Analysts like Chris Turner, ING’s global head of markets, noted that investment flows into the United States have been supporting the dollar against the yen. He pointed out that this has brought the dollar/yen exchange rate to a psychological resistance level at 155, where intervention from Japanese authorities could increase. Turner added that many investors might hesitate to sell at this level, considering the potential for the rate to climb to 160 in thinner year-end markets.
In broader currency trends, the dollar index rose by 0.1 percent to 99.574, while the euro remained stable at approximately USD 1.1582. The British pound experienced a slight decline, trading around USD 1.3124. UK government bonds underperformed as political dynamics resurfaced, with Health Minister Wes Streeting denying any plans to undermine Prime Minister Keir Starmer amid rumors of a potential leadership challenge.
Oil prices softened slightly but retained most gains from the previous session, with expectations that resolving the US shutdown could enhance demand in the world’s largest oil consumer.
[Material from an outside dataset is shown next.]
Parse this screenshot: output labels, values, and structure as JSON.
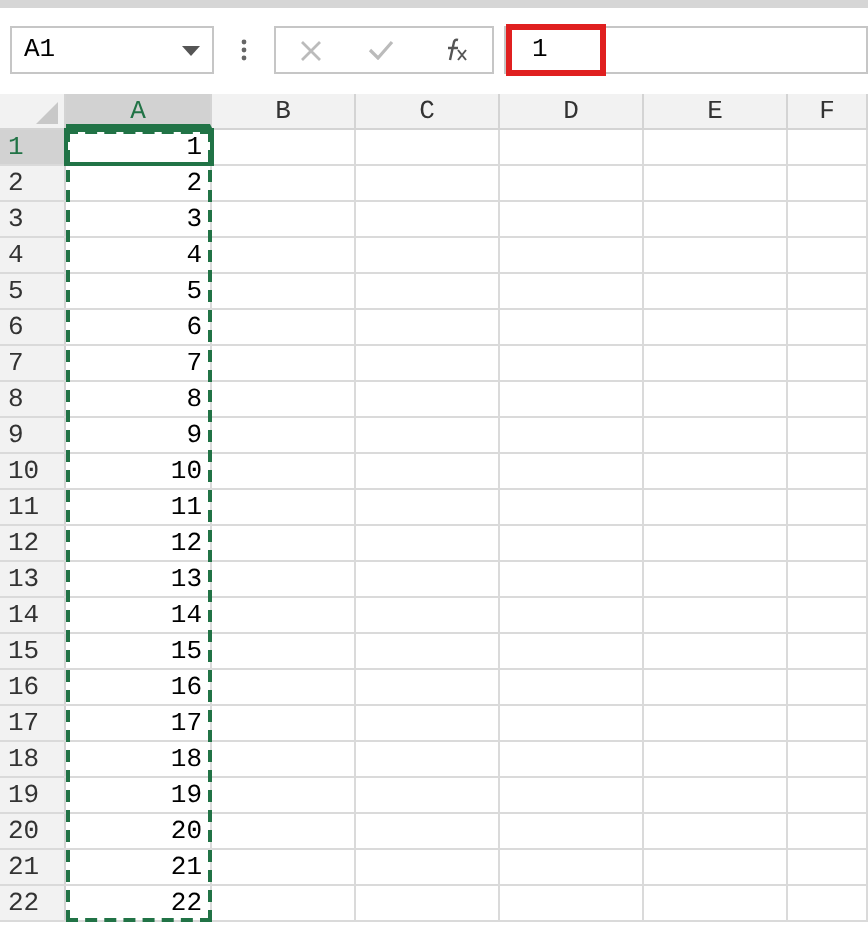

Brent crude futures decreased by 29 cents, or 0.3 percent, to approximately USD 65 a barrel after a 1.7 percent rise the day before. Meanwhile, US West Texas Intermediate crude fell 0.4 percent to USD 60.77 a barrel. Gold prices also dipped 0.1 percent, trading at around USD 4,131.
As markets respond to these developments, investors remain cautiously optimistic about the economic outlook in the wake of the US congressional actions.